Сразу ясно: не видела она его в работе. А что касается души, сердца, так бездушному человеку до чужой души дела нет. О ней он как-то не подозревает. Отсюда такое озлобление и неприятие тех, кто живет и чувствует иначе, кто не похож на него.
Душевных людей, как он давно заметил, все почему-то считают слабыми и никчемными. Часто пытаются сломать и затоптать, чтоб не мозолили глаза, не напоминали об их собственной неполноценности. Иные и ломаются, отчего и теряют себя, потому что стать такими «как все» все равно не могут. Другие пересиливают подобные поползновения, гнутся, но стоят. Как та лоза на ветру. И только очень редкие удостаиваются уважения и признания.
От этих мыслей Никите Аверьяновичу стало так грустно, что блаженство его как-то скукожилось и поувяло. Чтобы отвлечься от них, он решил пройтись по улочкам товарищества, взял фотоаппарат и пошел.
Пошел — и правильно сделал, потому что свою садово-огородную «Ягодку» он путем еще и не видел. А тут было что посмотреть. Разговор не о домиках — все они были одинаково маленькие и невзрачные, — а о том, что находилось вокруг них. Прежде всего, почти везде были цветы. Иной раз они занимали добрую четверть участка. Одни уже цвели, другие выбросили бутоны, третьи только набирали рост. Это ж — на все лето, а то и до самого снега — такая красота! Вот когда она развернется во всю свою силу, он придет ее снимать.
И насаждения у всех были разные, побогаче чем у его тети Дуси. Не только яблони, но и груши, не только крыжовник, но и вишня.
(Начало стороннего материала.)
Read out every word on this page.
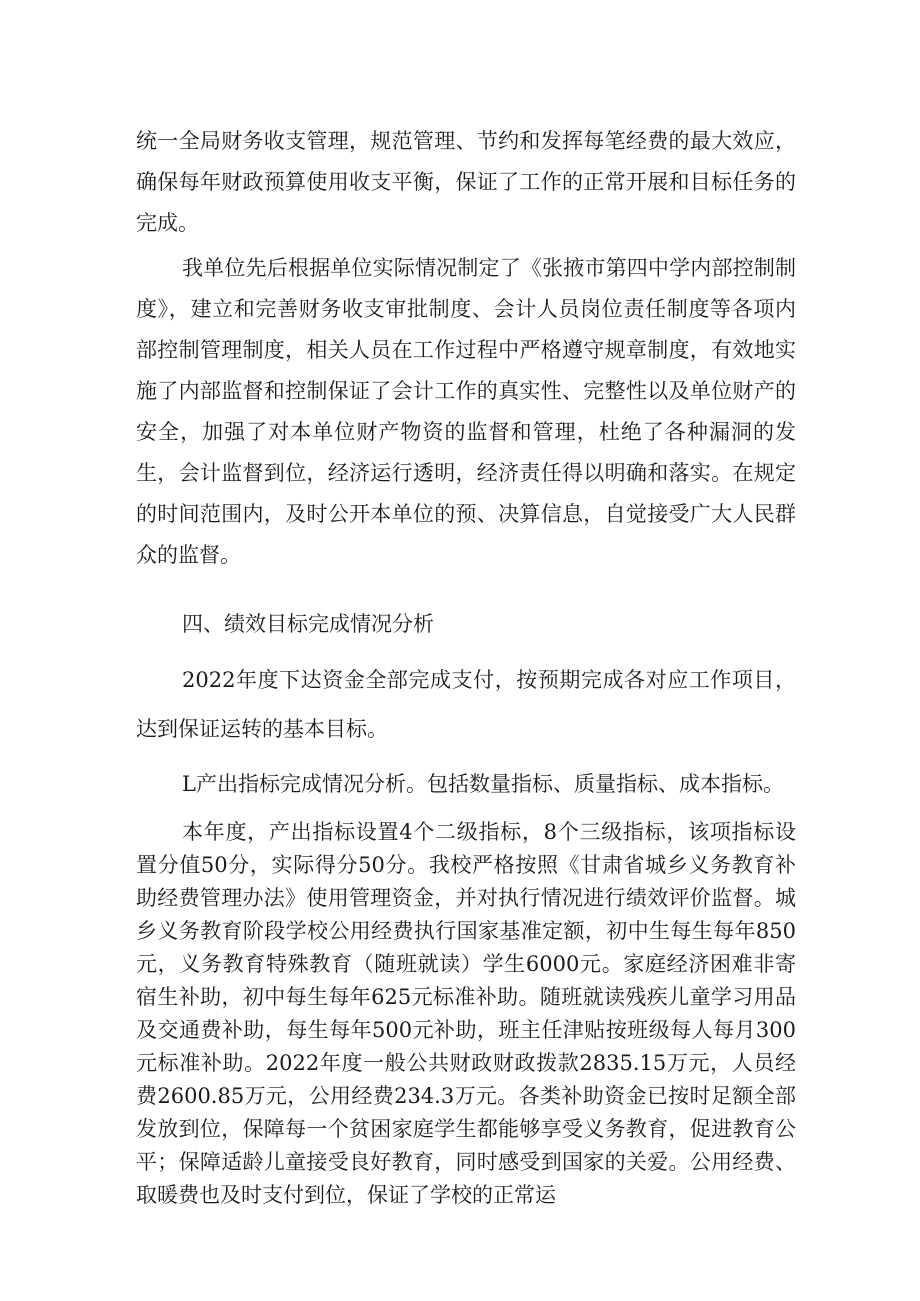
统一全局财务收支管理，规范管理、节约和发挥每笔经费的最大效应，确保每年财政预算使用收支平衡，保证了工作的正常开展和目标任务的完成。

我单位先后根据单位实际情况制定了《张掖市第四中学内部控制制度》，建立和完善财务收支审批制度、会计人员岗位责任制度等各项内部控制管理制度，相关人员在工作过程中严格遵守规章制度，有效地实施了内部监督和控制保证了会计工作的真实性、完整性以及单位财产的安全，加强了对本单位财产物资的监督和管理，杜绝了各种漏洞的发生，会计监督到位，经济运行透明，经济责任得以明确和落实。在规定的时间范围内，及时公开本单位的预、决算信息，自觉接受广大人民群众的监督。

四、绩效目标完成情况分析

2022年度下达资金全部完成支付，按预期完成各对应工作项目，达到保证运转的基本目标。

L产出指标完成情况分析。包括数量指标、质量指标、成本指标。

本年度，产出指标设置4个二级指标，8个三级指标，该项指标设置分值50分，实际得分50分。我校严格按照《甘肃省城乡义务教育补助经费管理办法》使用管理资金，并对执行情况进行绩效评价监督。城乡义务教育阶段学校公用经费执行国家基准定额，初中生每生每年850元，义务教育特殊教育（随班就读）学生6000元。家庭经济困难非寄宿生补助，初中每生每年625元标准补助。随班就读残疾儿童学习用品及交通费补助，每生每年500元补助，班主任津贴按班级每人每月300元标准补助。2022年度一般公共财政财政拨款2835.15万元，人员经费2600.85万元，公用经费234.3万元。各类补助资金已按时足额全部发放到位，保障每一个贫困家庭学生都能够享受义务教育，促进教育公平；保障适龄儿童接受良好教育，同时感受到国家的关爱。公用经费、取暖费也及时支付到位，保证了学校的正常运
А в одном саду что-то вьющееся на шпалерах, через загородку не разглядеть. Неужто виноград?
Приглядевшись, заметил, что и домики все-таки кое в чем разные. Одни дощатые, с простыми окошками, даже с плоской крышей, как кавказские сакли. Другие бревенчатые, с резными карнизами и фронтончиками, с мудреным деревянным кружевом вокруг единственного окна. Единственного, но зато какого!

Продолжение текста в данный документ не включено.